Among its concerns, Napster claimed that the court failed to recognize evidence that the site might actually be promoting sales for the music industry. In addition, Napster suggested that Wednesday's proceedings ran too short -- not giving the firm enough time to present all of the applicable evidence. Chief U.S. District Court Judge Marilyn Hall Patel denied a request for an evidentiary hearing.
At the hearing Wednesday Judge Patel determined that Napster's site posed a very real and immediate threat to the interests of the plaintiffs in the case -- the Recording Industry Association of America (RIAA). RIAA filed suit against Napster claiming the music sharing Web site was infringing copyrights held by the music industry.
Also listed among Napster's complaints was the charge that its users do not engage in commercial use of MP3 files and therefore do not participate in direct copyright infringement -- one of the main points of contention for Judge Patel. The last of the major objections made by Napster attorneys centered on their belief that the judge ignored a U.S. Supreme Court precedent which suggests that extensions of copyright laws to new technologies be made by U.S. Congress.
A source close to the RIAA said that the music industry body plans to make a motion against the Napster appeal in the coming days.
If Judge Patel's injunction isn't lifted, Napster will be forced to comply with her order to pull copyrighted material off its Web site by midnight Pacific time Friday. The court issued the injunction as part of the ongoing lawsuit filed against the company by the RIAA.
Following Wednesday's hearing, Napster founder Shawn Fanning and Interim Chief Executive Officer Hank Barry spoke to the public via a Webcast on Napster's site. "We will keep fighting for Napster and for your right to share music over the Internet," Fanning said.

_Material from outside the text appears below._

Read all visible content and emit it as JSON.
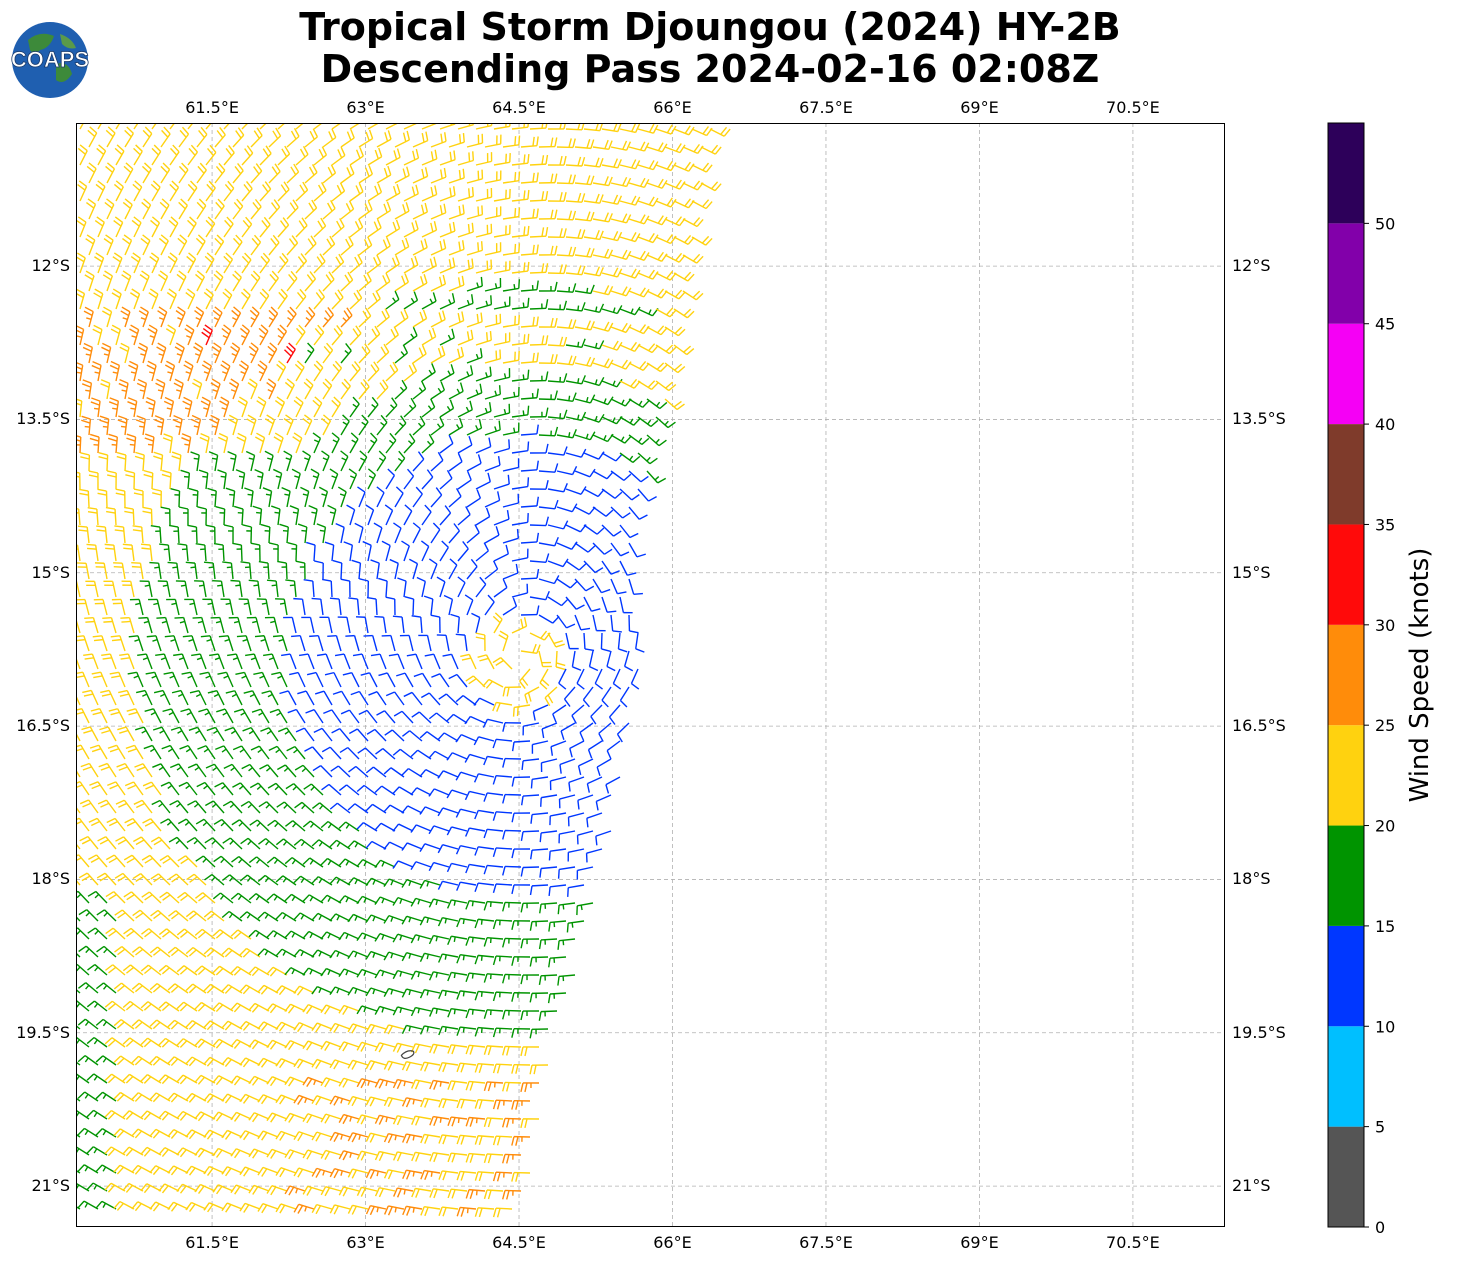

Barry did the majority of the talking during the brief Webcast and reassured Napster users that he will do everything in his power to keep Napster up and running. "We intend to see this through in every venue, in every court," Barry said on the Webcast.
Napster expects a court ruling on its appeal within 24 hours, a company spokeswoman said Thursday.
Napster's Web site has a catalog of MP3 format songs stored in the computers of thousands of users. A user looking for a particular song can search the Napster database and download the song for free from the user who has it on his or her computer.
During their Webcast, both Fanning and Barry appealed to Napster users to frequently check the company's Web site in order to find appropriate ways for the fans to help.